Have any of you given this a try? Do you like it? I just thought I'd see what you all think.
 
The original track is still gonna get messed up though...it'll be there kind of in remnant form but the new track is going to realign those oxide particles. The erase head gives the new track more of a clean slate...taking that function out of the loop is going to leave a muckied original track and not as good a quality overdub, but it certainly is an interesting idea...try it! :cool:;):p
 
yeah it's an interesting thought, I'm having fun researching methods!!!
 
The first recorder other than a portable cassette unit, And first band I ever recorded was done a real sound on sound machine back in the late 70,s.

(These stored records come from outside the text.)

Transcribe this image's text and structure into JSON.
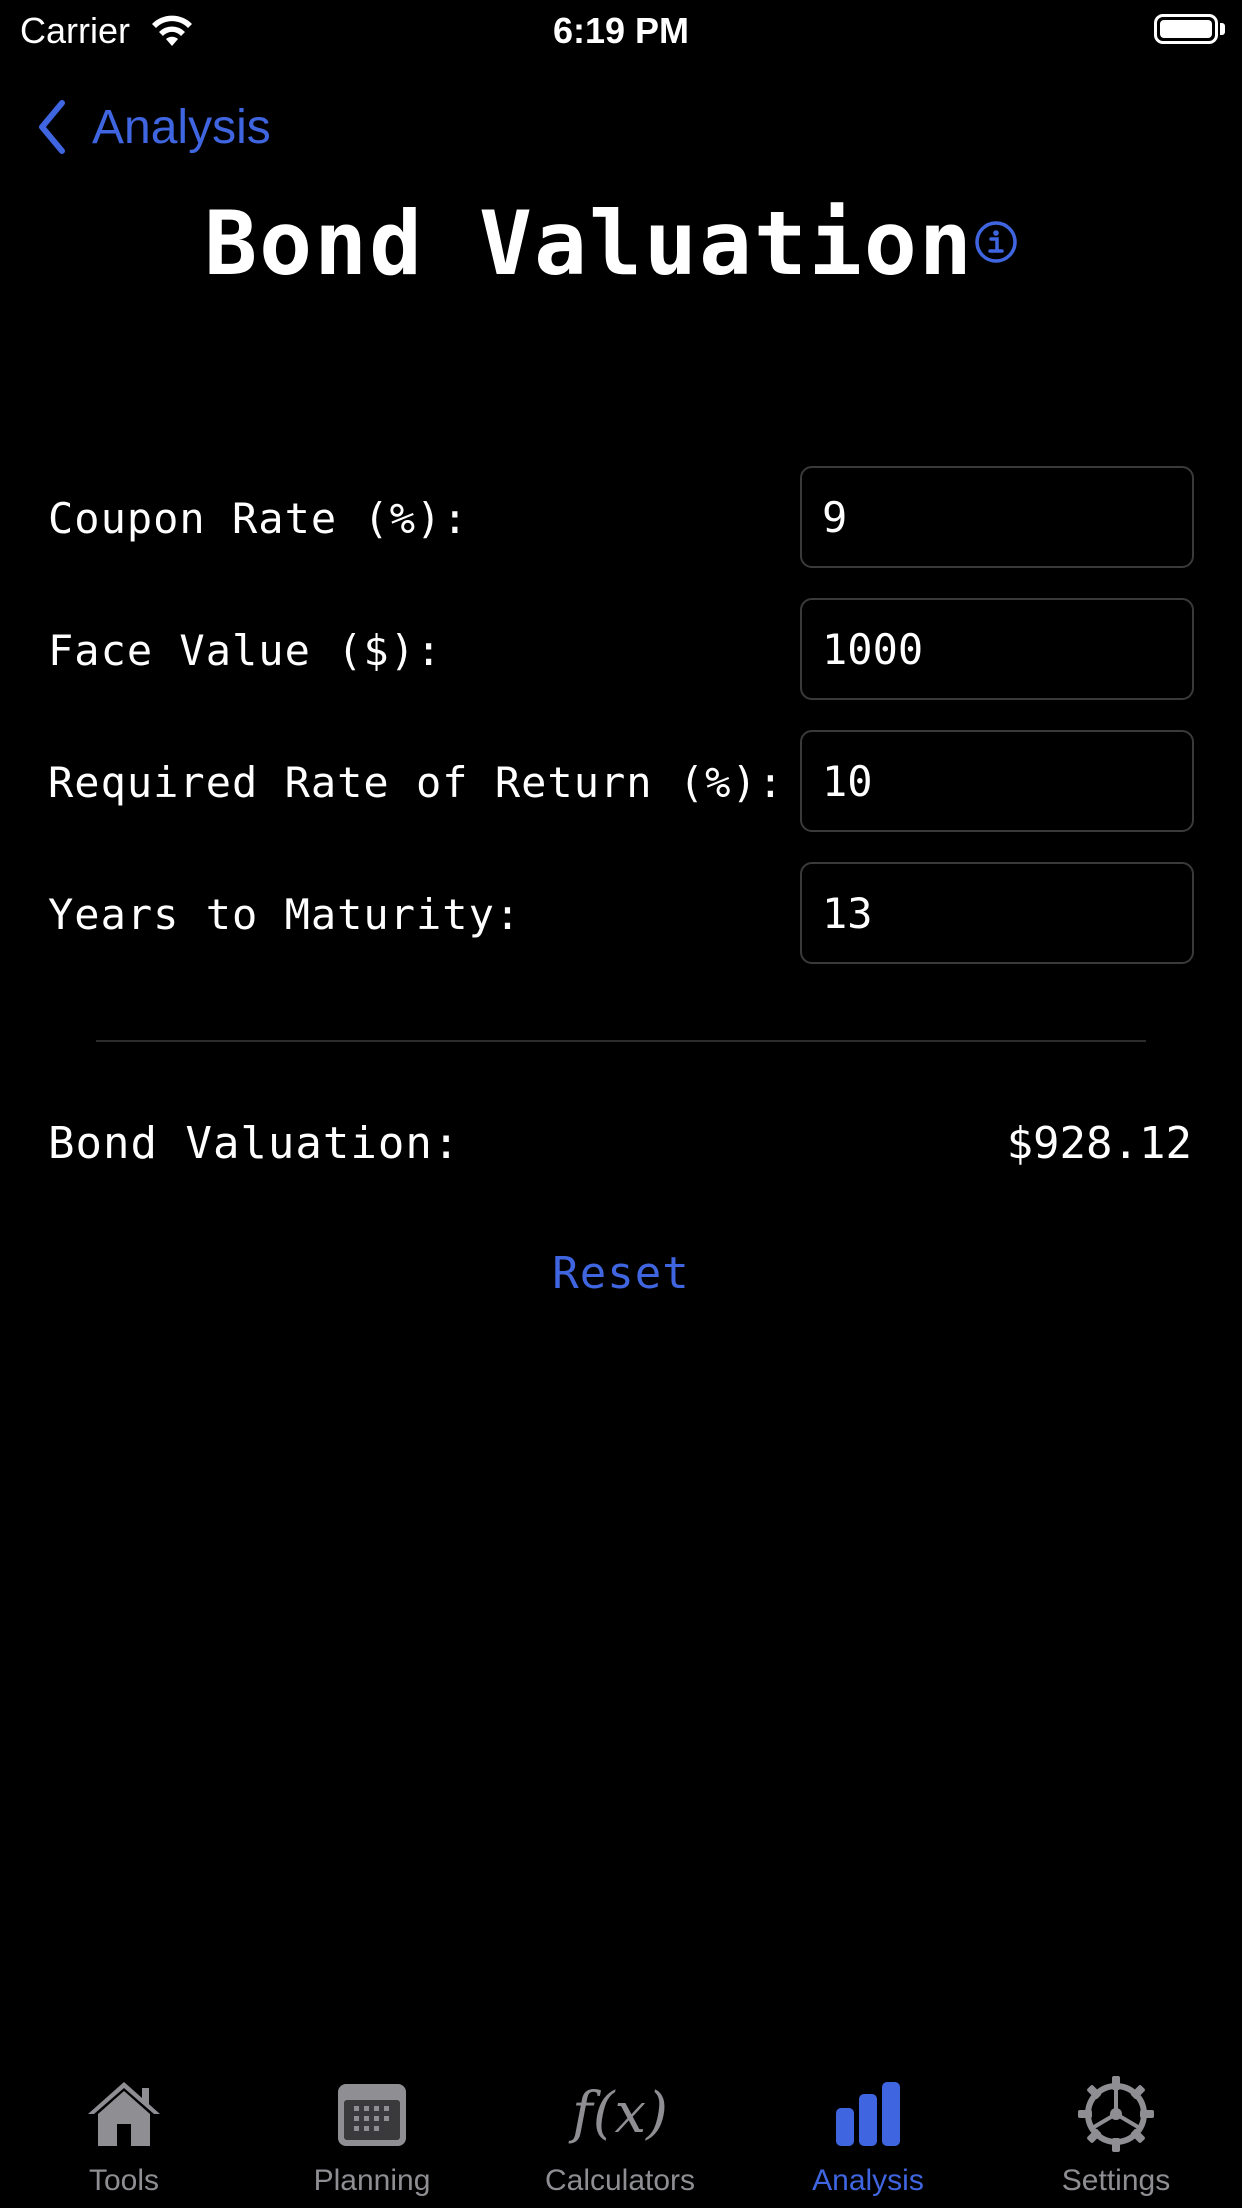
{
  "status_bar": {
    "carrier": "Carrier",
    "time": "6:19 PM"
  },
  "nav": {
    "back_label": "Analysis"
  },
  "page": {
    "title": "Bond Valuation"
  },
  "form": {
    "fields": [
      {
        "label": "Coupon Rate (%):",
        "value": "9"
      },
      {
        "label": "Face Value ($):",
        "value": "1000"
      },
      {
        "label": "Required Rate of Return (%):",
        "value": "10"
      },
      {
        "label": "Years to Maturity:",
        "value": "13"
      }
    ]
  },
  "result": {
    "label": "Bond Valuation:",
    "value": "$928.12"
  },
  "actions": {
    "reset_label": "Reset"
  },
  "tab_bar": {
    "tabs": [
      {
        "label": "Tools",
        "icon": "house-icon"
      },
      {
        "label": "Planning",
        "icon": "calendar-icon"
      },
      {
        "label": "Calculators",
        "icon": "function-icon",
        "glyph": "f(x)"
      },
      {
        "label": "Analysis",
        "icon": "chart-icon"
      },
      {
        "label": "Settings",
        "icon": "gear-icon"
      }
    ],
    "active": "Analysis"
  },
  "colors": {
    "accent": "#3f66e0",
    "inactive": "#8e8e93",
    "background": "#000000"
  }
}
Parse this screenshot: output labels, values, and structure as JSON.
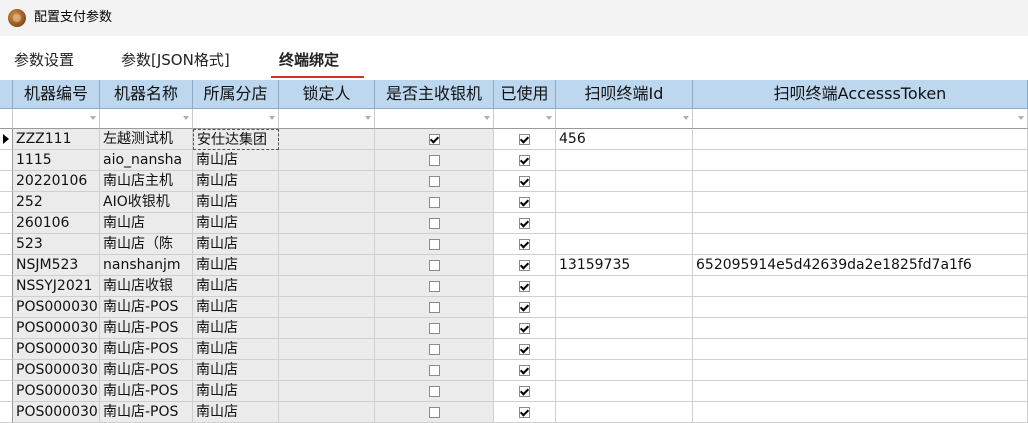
{
  "window": {
    "title": "配置支付参数"
  },
  "tabs": [
    {
      "label": "参数设置"
    },
    {
      "label": "参数[JSON格式]"
    },
    {
      "label": "终端绑定"
    }
  ],
  "grid": {
    "columns": [
      "机器编号",
      "机器名称",
      "所属分店",
      "锁定人",
      "是否主收银机",
      "已使用",
      "扫呗终端Id",
      "扫呗终端AccesssToken"
    ],
    "rows": [
      {
        "id": "ZZZ111",
        "name": "左越测试机",
        "store": "安仕达集团",
        "locker": "",
        "is_main": true,
        "used": true,
        "terminal_id": "456",
        "token": ""
      },
      {
        "id": "1115",
        "name": "aio_nansha",
        "store": "南山店",
        "locker": "",
        "is_main": false,
        "used": true,
        "terminal_id": "",
        "token": ""
      },
      {
        "id": "20220106",
        "name": "南山店主机",
        "store": "南山店",
        "locker": "",
        "is_main": false,
        "used": true,
        "terminal_id": "",
        "token": ""
      },
      {
        "id": "252",
        "name": "AIO收银机",
        "store": "南山店",
        "locker": "",
        "is_main": false,
        "used": true,
        "terminal_id": "",
        "token": ""
      },
      {
        "id": "260106",
        "name": "南山店",
        "store": "南山店",
        "locker": "",
        "is_main": false,
        "used": true,
        "terminal_id": "",
        "token": ""
      },
      {
        "id": "523",
        "name": "南山店（陈",
        "store": "南山店",
        "locker": "",
        "is_main": false,
        "used": true,
        "terminal_id": "",
        "token": ""
      },
      {
        "id": "NSJM523",
        "name": "nanshanjm",
        "store": "南山店",
        "locker": "",
        "is_main": false,
        "used": true,
        "terminal_id": "13159735",
        "token": "652095914e5d42639da2e1825fd7a1f6"
      },
      {
        "id": "NSSYJ2021",
        "name": "南山店收银",
        "store": "南山店",
        "locker": "",
        "is_main": false,
        "used": true,
        "terminal_id": "",
        "token": ""
      },
      {
        "id": "POS000030",
        "name": "南山店-POS",
        "store": "南山店",
        "locker": "",
        "is_main": false,
        "used": true,
        "terminal_id": "",
        "token": ""
      },
      {
        "id": "POS000030",
        "name": "南山店-POS",
        "store": "南山店",
        "locker": "",
        "is_main": false,
        "used": true,
        "terminal_id": "",
        "token": ""
      },
      {
        "id": "POS000030",
        "name": "南山店-POS",
        "store": "南山店",
        "locker": "",
        "is_main": false,
        "used": true,
        "terminal_id": "",
        "token": ""
      },
      {
        "id": "POS000030",
        "name": "南山店-POS",
        "store": "南山店",
        "locker": "",
        "is_main": false,
        "used": true,
        "terminal_id": "",
        "token": ""
      },
      {
        "id": "POS000030",
        "name": "南山店-POS",
        "store": "南山店",
        "locker": "",
        "is_main": false,
        "used": true,
        "terminal_id": "",
        "token": ""
      },
      {
        "id": "POS000030",
        "name": "南山店-POS",
        "store": "南山店",
        "locker": "",
        "is_main": false,
        "used": true,
        "terminal_id": "",
        "token": ""
      }
    ]
  },
  "colors": {
    "header_bg": "#bdd7ee",
    "readonly_bg": "#ebebeb",
    "tab_accent": "#d93025"
  }
}
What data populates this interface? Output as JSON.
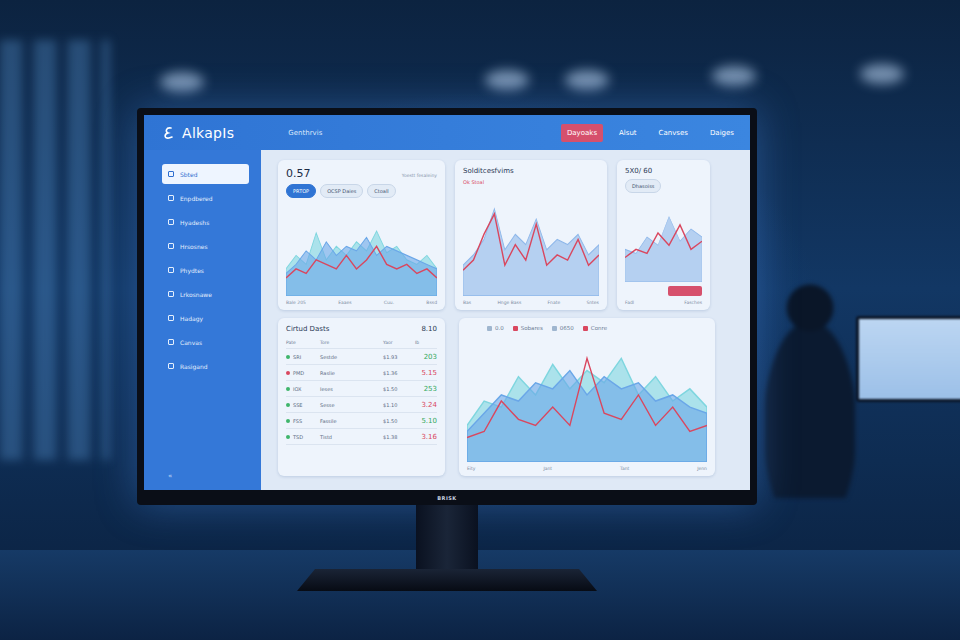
{
  "window": {
    "title": "AlkapIs",
    "subtitle": "Genthrvis"
  },
  "topbar": {
    "nav": [
      {
        "label": "Dayoaks",
        "selected": true
      },
      {
        "label": "Alsut",
        "selected": false
      },
      {
        "label": "Canvses",
        "selected": false
      },
      {
        "label": "Daiges",
        "selected": false
      }
    ]
  },
  "sidebar": {
    "items": [
      {
        "label": "Sbted",
        "selected": true
      },
      {
        "label": "Enpdbered",
        "selected": false
      },
      {
        "label": "Hyadeshs",
        "selected": false
      },
      {
        "label": "Hrsosnes",
        "selected": false
      },
      {
        "label": "Phydtes",
        "selected": false
      },
      {
        "label": "Lrkosnawe",
        "selected": false
      },
      {
        "label": "Hadagy",
        "selected": false
      },
      {
        "label": "Canvas",
        "selected": false
      },
      {
        "label": "Rasigand",
        "selected": false
      }
    ],
    "footer": "«"
  },
  "overview": {
    "value": "0.57",
    "meta": "Yoestt fesaleiny",
    "pills": [
      {
        "label": "PRTOP",
        "selected": true
      },
      {
        "label": "OCSP Daies",
        "selected": false
      },
      {
        "label": "Ctoall",
        "selected": false
      }
    ],
    "chart": {
      "series": [
        {
          "kind": "area",
          "color": "#7fd6df",
          "values": [
            30,
            45,
            35,
            70,
            40,
            55,
            45,
            60,
            50,
            72,
            48,
            55,
            40,
            35,
            45,
            30
          ]
        },
        {
          "kind": "area",
          "color": "#6aa7e8",
          "values": [
            25,
            35,
            50,
            40,
            60,
            45,
            55,
            50,
            65,
            45,
            55,
            50,
            45,
            40,
            35,
            30
          ]
        },
        {
          "kind": "line",
          "color": "#d9475f",
          "values": [
            20,
            30,
            25,
            40,
            35,
            30,
            45,
            30,
            40,
            55,
            35,
            30,
            35,
            25,
            30,
            20
          ]
        }
      ],
      "x_labels": [
        "Bale 205",
        "Eaaes",
        "Cuu.",
        "Bssd"
      ]
    }
  },
  "solditces": {
    "title": "Solditcesfvims",
    "subtitle": "Ok Stoal",
    "chart": {
      "series": [
        {
          "kind": "area",
          "color": "#8fb8ea",
          "values": [
            30,
            40,
            55,
            85,
            45,
            60,
            50,
            75,
            45,
            55,
            50,
            60,
            40,
            50
          ]
        },
        {
          "kind": "line",
          "color": "#d9475f",
          "values": [
            25,
            35,
            60,
            80,
            30,
            50,
            35,
            70,
            30,
            40,
            35,
            55,
            30,
            40
          ]
        }
      ],
      "x_labels": [
        "Bas",
        "Hnge Bass",
        "Fnate",
        "Sntes"
      ]
    }
  },
  "ratio": {
    "title": "5X0/ 60",
    "pill": "Dhasoiss",
    "chart": {
      "series": [
        {
          "kind": "area",
          "color": "#8fb8ea",
          "values": [
            40,
            35,
            55,
            45,
            80,
            50,
            65,
            55
          ]
        },
        {
          "kind": "line",
          "color": "#d9475f",
          "values": [
            30,
            40,
            35,
            60,
            45,
            70,
            40,
            50
          ]
        }
      ],
      "x_labels": [
        "Fadl",
        "Fasches"
      ]
    }
  },
  "orders": {
    "title": "Cirtud Dasts",
    "value": "8.10",
    "columns": [
      "Pate",
      "Tore",
      "Yaor",
      "Ib"
    ],
    "rows": [
      {
        "code": "SRI",
        "name": "Sestde",
        "price": "$1.93",
        "value": "203",
        "color": "#3fb56b",
        "up": true
      },
      {
        "code": "PMD",
        "name": "Raslie",
        "price": "$1.36",
        "value": "5.15",
        "color": "#d9475f",
        "up": false
      },
      {
        "code": "IOX",
        "name": "Ieses",
        "price": "$1.50",
        "value": "253",
        "color": "#3fb56b",
        "up": true
      },
      {
        "code": "SSE",
        "name": "Sesse",
        "price": "$1.10",
        "value": "3.24",
        "color": "#3fb56b",
        "up": false
      },
      {
        "code": "FSS",
        "name": "Fassile",
        "price": "$1.50",
        "value": "5.10",
        "color": "#3fb56b",
        "up": true
      },
      {
        "code": "TSD",
        "name": "Tistd",
        "price": "$1.38",
        "value": "3.16",
        "color": "#3fb56b",
        "up": false
      }
    ]
  },
  "trend": {
    "legend": [
      {
        "label": "0.0",
        "color": "#9fb6cf"
      },
      {
        "label": "Sobares",
        "color": "#d9475f"
      },
      {
        "label": "0650",
        "color": "#9fb6cf"
      },
      {
        "label": "Conre",
        "color": "#d9475f"
      }
    ],
    "chart": {
      "series": [
        {
          "kind": "area",
          "color": "#7fd6df",
          "values": [
            30,
            50,
            45,
            70,
            55,
            80,
            60,
            75,
            65,
            85,
            55,
            70,
            50,
            60,
            45
          ]
        },
        {
          "kind": "area",
          "color": "#6aa7e8",
          "values": [
            25,
            40,
            55,
            50,
            65,
            60,
            75,
            55,
            70,
            60,
            65,
            50,
            55,
            45,
            40
          ]
        },
        {
          "kind": "line",
          "color": "#d9475f",
          "values": [
            20,
            25,
            50,
            35,
            30,
            45,
            30,
            85,
            40,
            35,
            55,
            30,
            45,
            25,
            30
          ]
        }
      ],
      "x_labels": [
        "Eity",
        "Jant",
        "Tant",
        "Jenn"
      ]
    }
  },
  "monitor": {
    "brand": "BRISK"
  }
}
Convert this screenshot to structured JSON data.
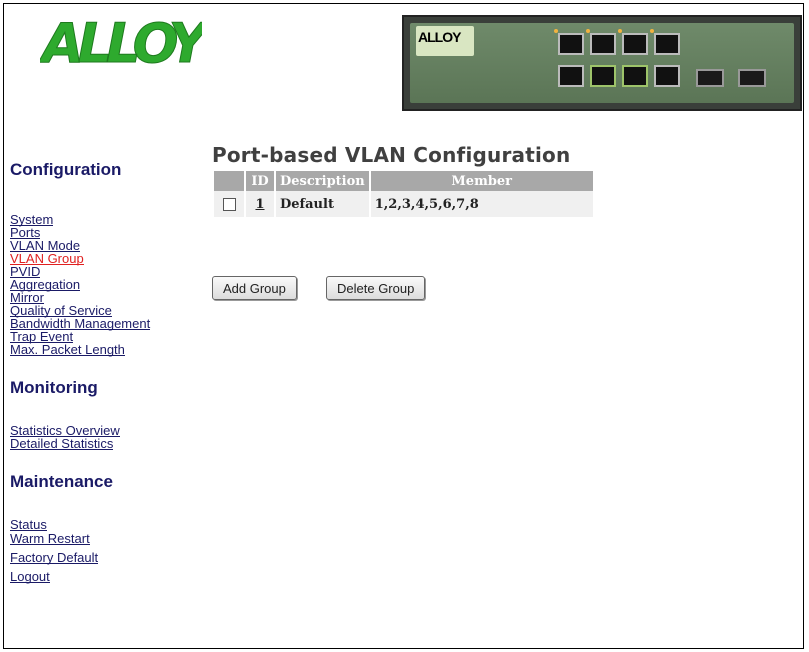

What a job that was but at the time it was a hoot.
I wish I had kept a copy of that recording:(
But there are alot of those recordings from the past I should have kept and didnt.
 
Sound on sound also referred to bouncing tracks within the same machine. I did this a bit on an early Teac machine that I owned. I actually did seven generations before it got unbearably noisy. This was a quarter track machine that had mic line mixing capabilities. I would record on the first track and take the output of that track and feed to the input on the other track. I would then plug a microphone into the mic input on the same track and record the mic and line inputs together, resulting in "sound on sound". I then fed the output of this newly recorded track back to the first track and add another mic signal to it, resulting in three signals on one track. If you messed up the balance you go back a step and try again. The Teac A-3300SX that sits beside me on my desk has this capability also, but I have never tried it on that machine. Then again, nearly all machines had this capability after a certain time period.
 
Above describes some cool, elaborate track bouncing/mixing techniques.

But I think that what this post was originally describing was SOS in the form of disabling or bypassing the erase head on the machine track itself, to write additional signal on top of an existing track. Some of the older consumer machines out there have such a feature. But in the event that they don't have that feature, you can do as the original poster here did, and obstruct the erase head with scotch tape of some sort. Very clever -- I've never considered doing that! :D
 
Normal Scotch tape won't block the erase head. You need to magnetically shield the erase head to do as described. The erase head signal would simply pass through normal Scotch tape. I THINK my very first RTR machine, a consumer Ampex deck had a sound on sound feature that defeated the erase head on a single channel basis. The machine really didn't compare to the Teac that I replaced it with though.